April 30, 2017 5:49 PM It all sounds very knowledgeable but I don't detect much pragmatism in your commentary.

Dr Evelyn Hovenga said...

Examples given represent pragmatic solutions.......

Dr Ian Colclough said...

Pragmatic is best described as dealing with things sensibly and realistically in a way that is based on practical rather than theoretical considerations.

By all means it’s a noble objective to have a system that works as Evelyn describes, such as in NZ or in 17 countries across Europe, or in the NT. That’s aspirational and quite acceptable, but it’s not pragmatic thinking.

A pragmatic approach involves having one’s feet firmly planted on the ground and overcoming the huge number of obstacles that lie ahead in order to reach the aspirational goal.
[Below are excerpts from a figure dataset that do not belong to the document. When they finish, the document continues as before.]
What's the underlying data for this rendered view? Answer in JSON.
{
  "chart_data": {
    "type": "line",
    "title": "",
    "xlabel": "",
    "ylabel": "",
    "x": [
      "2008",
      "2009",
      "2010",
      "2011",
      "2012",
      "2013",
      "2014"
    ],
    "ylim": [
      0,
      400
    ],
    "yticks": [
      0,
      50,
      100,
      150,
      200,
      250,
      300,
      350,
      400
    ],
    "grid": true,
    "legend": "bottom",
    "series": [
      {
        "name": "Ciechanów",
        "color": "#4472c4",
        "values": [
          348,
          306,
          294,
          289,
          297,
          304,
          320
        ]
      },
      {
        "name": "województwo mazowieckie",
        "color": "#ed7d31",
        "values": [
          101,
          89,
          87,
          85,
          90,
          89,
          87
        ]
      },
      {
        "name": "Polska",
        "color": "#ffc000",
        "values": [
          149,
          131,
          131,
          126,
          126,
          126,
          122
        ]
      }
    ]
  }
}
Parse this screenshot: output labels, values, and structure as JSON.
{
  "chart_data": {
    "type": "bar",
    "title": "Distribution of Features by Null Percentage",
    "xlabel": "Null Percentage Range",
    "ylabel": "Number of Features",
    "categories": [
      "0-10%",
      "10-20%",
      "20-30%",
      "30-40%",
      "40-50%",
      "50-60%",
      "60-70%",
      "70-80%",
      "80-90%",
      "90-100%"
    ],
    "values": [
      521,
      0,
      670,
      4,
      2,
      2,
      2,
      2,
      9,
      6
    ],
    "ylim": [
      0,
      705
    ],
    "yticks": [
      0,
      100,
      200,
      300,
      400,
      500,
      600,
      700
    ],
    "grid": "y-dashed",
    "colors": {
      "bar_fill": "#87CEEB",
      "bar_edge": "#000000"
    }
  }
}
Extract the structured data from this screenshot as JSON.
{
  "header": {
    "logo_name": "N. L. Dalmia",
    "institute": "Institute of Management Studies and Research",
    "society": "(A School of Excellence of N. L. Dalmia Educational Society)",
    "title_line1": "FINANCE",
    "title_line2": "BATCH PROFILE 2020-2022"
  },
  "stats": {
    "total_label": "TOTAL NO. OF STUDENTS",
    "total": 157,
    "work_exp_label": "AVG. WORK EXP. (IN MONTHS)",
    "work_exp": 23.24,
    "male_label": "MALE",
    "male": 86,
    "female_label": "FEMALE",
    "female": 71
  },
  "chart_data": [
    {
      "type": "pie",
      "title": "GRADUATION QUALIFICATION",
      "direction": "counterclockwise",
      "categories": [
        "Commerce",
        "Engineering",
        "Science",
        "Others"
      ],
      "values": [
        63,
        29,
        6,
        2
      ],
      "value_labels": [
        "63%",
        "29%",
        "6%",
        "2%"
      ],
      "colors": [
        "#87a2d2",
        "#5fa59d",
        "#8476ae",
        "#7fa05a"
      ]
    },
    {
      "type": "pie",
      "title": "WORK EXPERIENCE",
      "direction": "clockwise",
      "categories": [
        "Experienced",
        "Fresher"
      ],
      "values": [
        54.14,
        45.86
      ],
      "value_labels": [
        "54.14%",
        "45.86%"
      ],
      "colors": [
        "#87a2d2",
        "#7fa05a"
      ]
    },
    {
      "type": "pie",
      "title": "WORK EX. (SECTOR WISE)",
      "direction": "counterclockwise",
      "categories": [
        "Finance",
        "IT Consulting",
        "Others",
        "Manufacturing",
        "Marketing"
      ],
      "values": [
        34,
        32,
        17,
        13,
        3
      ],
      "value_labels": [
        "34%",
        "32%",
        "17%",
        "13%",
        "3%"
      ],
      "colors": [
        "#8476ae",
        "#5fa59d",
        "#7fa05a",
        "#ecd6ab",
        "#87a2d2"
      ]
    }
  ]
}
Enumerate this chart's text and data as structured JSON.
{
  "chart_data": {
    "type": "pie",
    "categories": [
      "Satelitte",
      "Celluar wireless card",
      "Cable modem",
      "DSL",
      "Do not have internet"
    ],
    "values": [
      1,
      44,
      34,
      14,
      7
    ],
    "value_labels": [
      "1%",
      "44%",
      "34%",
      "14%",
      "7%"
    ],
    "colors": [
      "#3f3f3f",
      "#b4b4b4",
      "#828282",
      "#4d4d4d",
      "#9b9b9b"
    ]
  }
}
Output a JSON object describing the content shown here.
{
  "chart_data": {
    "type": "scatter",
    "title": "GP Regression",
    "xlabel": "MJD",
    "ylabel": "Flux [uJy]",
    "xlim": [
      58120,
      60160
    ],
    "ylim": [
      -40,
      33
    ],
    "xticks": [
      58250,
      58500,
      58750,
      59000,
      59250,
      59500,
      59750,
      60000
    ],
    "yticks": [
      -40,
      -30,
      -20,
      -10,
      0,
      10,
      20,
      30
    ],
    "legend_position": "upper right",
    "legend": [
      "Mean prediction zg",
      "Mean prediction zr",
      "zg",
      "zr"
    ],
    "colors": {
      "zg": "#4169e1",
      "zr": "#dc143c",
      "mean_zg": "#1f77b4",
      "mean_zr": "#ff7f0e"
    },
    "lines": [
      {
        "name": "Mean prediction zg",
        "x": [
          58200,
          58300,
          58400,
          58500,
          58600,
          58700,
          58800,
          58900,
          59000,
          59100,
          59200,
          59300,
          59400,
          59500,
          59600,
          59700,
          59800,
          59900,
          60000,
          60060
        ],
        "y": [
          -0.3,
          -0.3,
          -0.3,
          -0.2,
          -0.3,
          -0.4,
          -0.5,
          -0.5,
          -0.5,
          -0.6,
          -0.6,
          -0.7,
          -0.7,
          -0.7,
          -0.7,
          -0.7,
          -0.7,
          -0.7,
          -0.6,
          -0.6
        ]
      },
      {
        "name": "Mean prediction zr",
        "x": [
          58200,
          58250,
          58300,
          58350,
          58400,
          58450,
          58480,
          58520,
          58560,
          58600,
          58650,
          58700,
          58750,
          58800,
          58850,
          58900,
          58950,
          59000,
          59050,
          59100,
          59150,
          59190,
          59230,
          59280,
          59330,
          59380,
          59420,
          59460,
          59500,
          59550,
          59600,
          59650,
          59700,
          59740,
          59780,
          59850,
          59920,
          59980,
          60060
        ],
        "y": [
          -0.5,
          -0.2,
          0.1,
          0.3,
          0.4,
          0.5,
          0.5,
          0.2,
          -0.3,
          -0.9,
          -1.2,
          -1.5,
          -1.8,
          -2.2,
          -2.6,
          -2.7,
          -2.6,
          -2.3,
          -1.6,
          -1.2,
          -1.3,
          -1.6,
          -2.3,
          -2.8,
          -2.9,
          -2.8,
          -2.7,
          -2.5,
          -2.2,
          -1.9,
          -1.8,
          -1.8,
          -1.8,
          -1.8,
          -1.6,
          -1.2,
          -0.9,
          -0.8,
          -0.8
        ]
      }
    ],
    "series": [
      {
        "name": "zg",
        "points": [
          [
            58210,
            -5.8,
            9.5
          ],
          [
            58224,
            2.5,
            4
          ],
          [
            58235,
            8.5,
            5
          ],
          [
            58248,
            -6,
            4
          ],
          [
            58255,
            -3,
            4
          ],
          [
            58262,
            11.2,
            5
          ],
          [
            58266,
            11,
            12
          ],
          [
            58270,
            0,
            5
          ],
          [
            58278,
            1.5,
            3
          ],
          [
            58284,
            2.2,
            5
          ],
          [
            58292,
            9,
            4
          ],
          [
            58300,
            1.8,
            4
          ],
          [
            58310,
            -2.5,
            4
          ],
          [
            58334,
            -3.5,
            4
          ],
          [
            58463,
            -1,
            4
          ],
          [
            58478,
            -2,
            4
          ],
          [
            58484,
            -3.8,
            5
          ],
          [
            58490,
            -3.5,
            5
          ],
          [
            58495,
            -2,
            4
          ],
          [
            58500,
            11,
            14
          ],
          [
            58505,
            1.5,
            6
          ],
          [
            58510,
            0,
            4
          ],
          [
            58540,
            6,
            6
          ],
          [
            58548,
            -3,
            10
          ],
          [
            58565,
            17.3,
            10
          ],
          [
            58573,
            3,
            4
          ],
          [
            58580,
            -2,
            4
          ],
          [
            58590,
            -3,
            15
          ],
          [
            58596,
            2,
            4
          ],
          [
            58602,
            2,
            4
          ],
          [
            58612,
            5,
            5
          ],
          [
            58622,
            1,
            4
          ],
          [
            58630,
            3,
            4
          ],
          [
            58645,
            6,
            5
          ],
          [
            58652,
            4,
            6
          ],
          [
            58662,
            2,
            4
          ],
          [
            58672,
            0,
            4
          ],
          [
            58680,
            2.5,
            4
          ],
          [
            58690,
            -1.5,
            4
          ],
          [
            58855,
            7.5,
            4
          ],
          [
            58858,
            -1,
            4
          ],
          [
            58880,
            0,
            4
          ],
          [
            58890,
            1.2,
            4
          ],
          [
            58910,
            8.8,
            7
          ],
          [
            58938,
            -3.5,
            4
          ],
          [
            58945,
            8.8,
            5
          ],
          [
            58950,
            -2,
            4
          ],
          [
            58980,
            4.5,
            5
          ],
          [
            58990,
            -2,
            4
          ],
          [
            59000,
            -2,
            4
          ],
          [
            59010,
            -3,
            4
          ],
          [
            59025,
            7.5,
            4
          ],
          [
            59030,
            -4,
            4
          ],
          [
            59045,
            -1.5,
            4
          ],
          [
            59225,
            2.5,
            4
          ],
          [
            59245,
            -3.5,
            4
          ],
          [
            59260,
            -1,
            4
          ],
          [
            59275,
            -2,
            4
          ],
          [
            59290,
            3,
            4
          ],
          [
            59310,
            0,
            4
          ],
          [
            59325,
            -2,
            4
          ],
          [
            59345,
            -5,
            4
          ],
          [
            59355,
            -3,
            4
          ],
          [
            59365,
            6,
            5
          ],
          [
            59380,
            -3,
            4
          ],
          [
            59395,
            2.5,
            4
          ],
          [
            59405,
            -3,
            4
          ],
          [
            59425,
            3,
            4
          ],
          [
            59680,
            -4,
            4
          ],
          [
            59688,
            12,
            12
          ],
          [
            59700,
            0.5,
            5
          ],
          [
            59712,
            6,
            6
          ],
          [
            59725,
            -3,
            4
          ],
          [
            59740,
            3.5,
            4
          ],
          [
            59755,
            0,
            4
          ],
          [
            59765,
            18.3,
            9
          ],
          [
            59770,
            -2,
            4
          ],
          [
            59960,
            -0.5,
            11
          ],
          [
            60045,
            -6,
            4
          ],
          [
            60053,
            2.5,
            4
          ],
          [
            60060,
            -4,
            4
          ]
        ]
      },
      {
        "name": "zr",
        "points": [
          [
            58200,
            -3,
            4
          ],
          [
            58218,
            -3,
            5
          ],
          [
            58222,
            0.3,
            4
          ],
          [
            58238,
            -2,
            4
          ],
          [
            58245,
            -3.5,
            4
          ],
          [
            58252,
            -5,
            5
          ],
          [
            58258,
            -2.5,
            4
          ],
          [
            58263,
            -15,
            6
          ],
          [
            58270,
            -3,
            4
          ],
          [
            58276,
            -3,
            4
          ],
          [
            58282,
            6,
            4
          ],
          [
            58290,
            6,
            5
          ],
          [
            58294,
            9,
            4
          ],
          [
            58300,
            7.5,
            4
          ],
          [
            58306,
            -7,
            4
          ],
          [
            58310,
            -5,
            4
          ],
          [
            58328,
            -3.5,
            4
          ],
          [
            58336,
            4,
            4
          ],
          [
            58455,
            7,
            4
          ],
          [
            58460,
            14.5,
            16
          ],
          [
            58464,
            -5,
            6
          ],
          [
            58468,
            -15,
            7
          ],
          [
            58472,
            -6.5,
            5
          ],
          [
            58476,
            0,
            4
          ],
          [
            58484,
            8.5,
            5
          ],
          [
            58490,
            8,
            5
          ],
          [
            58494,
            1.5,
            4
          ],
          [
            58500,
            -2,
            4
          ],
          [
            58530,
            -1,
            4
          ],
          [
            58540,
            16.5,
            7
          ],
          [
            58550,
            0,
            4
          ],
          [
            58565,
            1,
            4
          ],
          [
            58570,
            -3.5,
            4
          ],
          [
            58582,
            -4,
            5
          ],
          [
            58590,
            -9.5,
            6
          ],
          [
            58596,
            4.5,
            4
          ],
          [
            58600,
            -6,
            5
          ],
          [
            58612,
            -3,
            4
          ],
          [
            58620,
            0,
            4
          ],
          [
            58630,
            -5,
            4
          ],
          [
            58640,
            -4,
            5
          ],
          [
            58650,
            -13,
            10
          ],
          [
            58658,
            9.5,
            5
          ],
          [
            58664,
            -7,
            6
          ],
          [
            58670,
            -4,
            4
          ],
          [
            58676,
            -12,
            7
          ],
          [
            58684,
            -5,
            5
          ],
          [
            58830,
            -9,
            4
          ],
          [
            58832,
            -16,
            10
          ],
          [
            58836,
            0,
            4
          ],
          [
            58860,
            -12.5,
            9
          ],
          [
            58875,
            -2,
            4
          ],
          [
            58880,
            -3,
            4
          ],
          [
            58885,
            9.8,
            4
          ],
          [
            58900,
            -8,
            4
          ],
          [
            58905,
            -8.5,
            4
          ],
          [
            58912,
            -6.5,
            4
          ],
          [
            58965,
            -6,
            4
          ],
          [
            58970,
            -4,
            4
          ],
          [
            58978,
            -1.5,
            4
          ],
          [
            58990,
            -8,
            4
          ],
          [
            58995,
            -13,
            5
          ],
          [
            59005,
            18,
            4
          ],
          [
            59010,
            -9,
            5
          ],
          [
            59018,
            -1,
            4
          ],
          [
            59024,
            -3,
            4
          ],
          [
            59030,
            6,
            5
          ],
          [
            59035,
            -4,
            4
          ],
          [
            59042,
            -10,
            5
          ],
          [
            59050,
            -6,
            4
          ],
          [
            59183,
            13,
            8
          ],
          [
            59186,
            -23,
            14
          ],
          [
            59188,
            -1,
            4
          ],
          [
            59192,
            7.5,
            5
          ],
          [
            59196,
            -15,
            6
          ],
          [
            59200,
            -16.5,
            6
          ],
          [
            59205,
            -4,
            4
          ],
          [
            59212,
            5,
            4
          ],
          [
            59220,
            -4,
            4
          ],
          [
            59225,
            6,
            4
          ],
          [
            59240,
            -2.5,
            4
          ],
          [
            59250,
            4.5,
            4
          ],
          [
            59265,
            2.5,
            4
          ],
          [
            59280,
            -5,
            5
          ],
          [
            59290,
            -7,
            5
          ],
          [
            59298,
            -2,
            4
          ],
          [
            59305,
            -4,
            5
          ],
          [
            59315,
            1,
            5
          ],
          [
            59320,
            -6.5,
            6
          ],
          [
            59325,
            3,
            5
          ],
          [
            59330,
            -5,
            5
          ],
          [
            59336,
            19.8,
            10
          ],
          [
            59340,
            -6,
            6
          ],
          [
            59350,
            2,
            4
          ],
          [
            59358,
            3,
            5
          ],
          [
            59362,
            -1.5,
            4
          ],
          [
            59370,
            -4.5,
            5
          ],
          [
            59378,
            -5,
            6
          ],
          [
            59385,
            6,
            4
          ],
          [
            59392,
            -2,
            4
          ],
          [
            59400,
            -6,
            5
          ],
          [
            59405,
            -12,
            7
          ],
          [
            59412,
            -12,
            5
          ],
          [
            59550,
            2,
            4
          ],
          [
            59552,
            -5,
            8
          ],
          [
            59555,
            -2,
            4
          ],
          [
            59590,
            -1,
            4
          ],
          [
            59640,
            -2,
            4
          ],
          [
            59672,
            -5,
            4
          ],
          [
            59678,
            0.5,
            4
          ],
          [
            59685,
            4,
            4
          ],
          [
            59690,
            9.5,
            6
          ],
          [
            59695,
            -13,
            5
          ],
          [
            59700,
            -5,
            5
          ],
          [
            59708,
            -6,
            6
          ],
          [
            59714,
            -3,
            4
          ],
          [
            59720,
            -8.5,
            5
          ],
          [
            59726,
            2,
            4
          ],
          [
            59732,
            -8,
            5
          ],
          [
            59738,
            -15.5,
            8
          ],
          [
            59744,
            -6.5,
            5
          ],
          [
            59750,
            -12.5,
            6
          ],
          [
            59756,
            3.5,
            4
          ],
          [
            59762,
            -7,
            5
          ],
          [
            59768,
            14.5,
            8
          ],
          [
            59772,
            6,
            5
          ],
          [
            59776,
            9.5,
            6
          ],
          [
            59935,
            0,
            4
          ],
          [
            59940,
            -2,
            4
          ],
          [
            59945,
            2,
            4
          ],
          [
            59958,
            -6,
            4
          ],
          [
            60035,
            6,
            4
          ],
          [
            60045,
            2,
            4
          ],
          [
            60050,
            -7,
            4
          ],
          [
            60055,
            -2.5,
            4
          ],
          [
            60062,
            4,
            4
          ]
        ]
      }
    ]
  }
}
In other words, dealing with the problems that exist in a specific situation in a reasonable and logical way, instead of depending on ideas and theories.

For example, Andrew McIntyre at the beginning of this blog thread (7.49 AM) said:
1. “It’s amazing how clueless some of the commentators are. Somehow messaging interoperability is all we require to make things work? really?”

2. “We need message interoperability before messaging interoperability becomes achievable or even desirable because without that all we would have is systemic failure at endpoints, lost data, crashing systems and a support nightmare.”

3. “Until we have support for receiving standards compliant messages reliably, messaging interoperability is not even desirable and certainly not safe.”

4. “Senders like to be sure their results are rendered reliably by the receiver and having control of the messaging allows them to achieve this.”

5. “Internet browsers are now much more standards compliant and that has allowed the web to flourish.”

6. “We need compliant end points in healthcare so clinical decision support and high quality rapid information transfer can flourish.”

Andrew’s points 1-6 are excellent examples of pragmatic thinking. Thank you Andrew.